As governor releases re-opening guidelines, salon owners say it will be a while before doors open
Like many other businesses in the state, personal care services, like salons and barbershops, have been hit hard by coronavirus mandates. Relief could be in sight though, as the Governor's office releases a list of guidelines that sets the pace for these types of businesses to re-open safely.
"I made a promise to my team today that we would not open until we had the supplies that we needed and that we all felt comfortable and safe in opening," said Jen Bersch. Bersch is the owner and a stylist at Salon Davinci. While the governor's office says certain businesses can re-open as early as Friday, she says it's unlikely shops will actually open that early.
"Once you make a mistake and you get infected or you infect someone else, there's no going back from that, so I think that's just the concern that we have here," said Bersch "We are already dealing with customers who have allergies and other health issues going on."
Bersch says it's going to be a long road ahead as she formulates a plan that adheres to the new guidelines, and gathers the right equipment and PPE for her clients and staff. The
includes limiting the number of occupants in the salon, keeping a distance of six feet between stations, and adhering to strict sanitation procedures.
"It's doable," said Bersch. "It's just, once you get the supplies, then you have to set up the system-- and it's my responsibility to create that flow and that system and teach that to my staff. So, ultimately, that takes time."
Bersch said she initially had to let go of her entire staff when she closed shop on March 13. She says even after re-hiring them, it's going to be difficult for her employees who will be making less than what they're used to with less clients on a given day.

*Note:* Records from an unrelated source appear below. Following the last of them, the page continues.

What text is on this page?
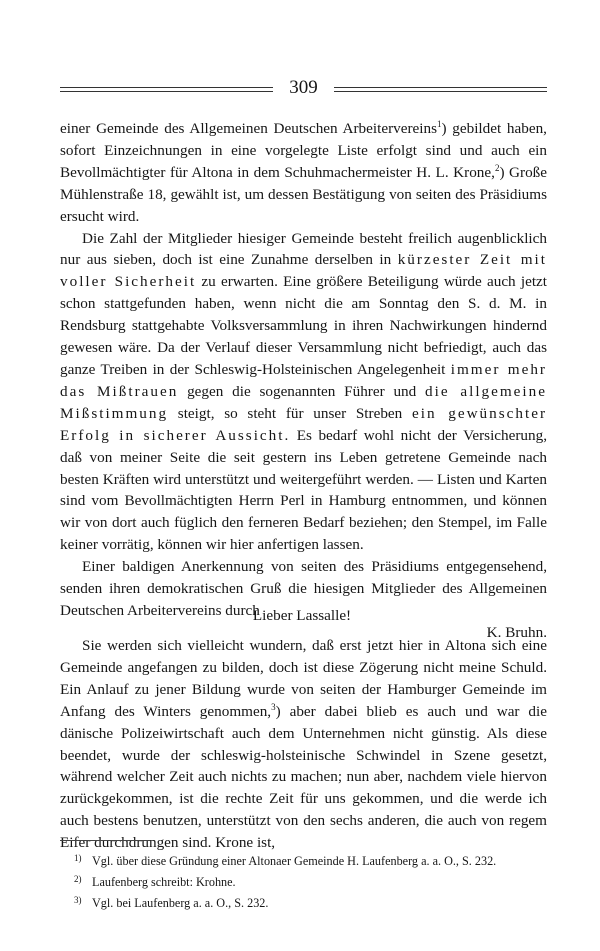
309

einer Gemeinde des Allgemeinen Deutschen Arbeitervereins$^1$) gebildet haben, sofort Einzeichnungen in eine vorgelegte Liste erfolgt sind und auch ein Bevollmächtigter für Altona in dem Schuhmachermeister H. L. Krone,$^2$) Große Mühlenstraße 18, gewählt ist, um dessen Bestätigung von seiten des Präsidiums ersucht wird.

Die Zahl der Mitglieder hiesiger Gemeinde besteht freilich augenblicklich nur aus sieben, doch ist eine Zunahme derselben in kürzester Zeit mit voller Sicherheit zu erwarten. Eine größere Beteiligung würde auch jetzt schon stattgefunden haben, wenn nicht die am Sonntag den S. d. M. in Rendsburg stattgehabte Volksversammlung in ihren Nachwirkungen hindernd gewesen wäre. Da der Verlauf dieser Versammlung nicht befriedigt, auch das ganze Treiben in der Schleswig-Holsteinischen Angelegenheit immer mehr das Mißtrauen gegen die sogenannten Führer und die allgemeine Mißstimmung steigt, so steht für unser Streben ein gewünschter Erfolg in sicherer Aussicht. Es bedarf wohl nicht der Versicherung, daß von meiner Seite die seit gestern ins Leben getretene Gemeinde nach besten Kräften wird unterstützt und weitergeführt werden. — Listen und Karten sind vom Bevollmächtigten Herrn Perl in Hamburg entnommen, und können wir von dort auch füglich den ferneren Bedarf beziehen; den Stempel, im Falle keiner vorrätig, können wir hier anfertigen lassen.

Einer baldigen Anerkennung von seiten des Präsidiums entgegensehend, senden ihren demokratischen Gruß die hiesigen Mitglieder des Allgemeinen Deutschen Arbeitervereins durch

K. Bruhn.

Lieber Lassalle!

Sie werden sich vielleicht wundern, daß erst jetzt hier in Altona sich eine Gemeinde angefangen zu bilden, doch ist diese Zögerung nicht meine Schuld. Ein Anlauf zu jener Bildung wurde von seiten der Hamburger Gemeinde im Anfang des Winters genommen,$^3$) aber dabei blieb es auch und war die dänische Polizeiwirtschaft auch dem Unternehmen nicht günstig. Als diese beendet, wurde der schleswig-holsteinische Schwindel in Szene gesetzt, während welcher Zeit auch nichts zu machen; nun aber, nachdem viele hiervon zurückgekommen, ist die rechte Zeit für uns gekommen, und die werde ich auch bestens benutzen, unterstützt von den sechs anderen, die auch von regem Eifer durchdrungen sind. Krone ist,

1) Vgl. über diese Gründung einer Altonaer Gemeinde H. Laufenberg a. a. O., S. 232.

2) Laufenberg schreibt: Krohne.

3) Vgl. bei Laufenberg a. a. O., S. 232.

"If you're only going to be able to get so many clients in a day, you're probably going to get about half of what you were making, you've now come off of unemployment, but that is the purpose-- if I understand it correctly, of the PPP (Paycheck Protection Program) loan, which I did apply for," said Bersch. "Right now I'm just waiting to see if I get in on that second wave of funding, but that should give us funds that will supplement anything that they're not making."
When she does eventually re-open, Bersch says, they won't be taking walk-ins, like usual. She says the first priority is re-scheduling the hundreds of appointments that had to be canceled. Even as clients clamor to get back into the salon chair, Bersch says safety remains the number one focus, and root touch ups can wait.
"It was really nice to have my client respond with, 'thank you for reminding me that there are people on the front lines that are risking their lives and my roots are going to be ok.' So it was like, yeah, everything's going to be ok. We're all in this together," said Bersch as she pointed to her own roots, "We're all in this together!"
Like many other salon owners, Bersch is waiting to make any further decisions until she hears more from the Alaska Board of Hairdressers and Barbers, which is set to discuss its own guidance on work and safety requirements in a meeting set for Friday.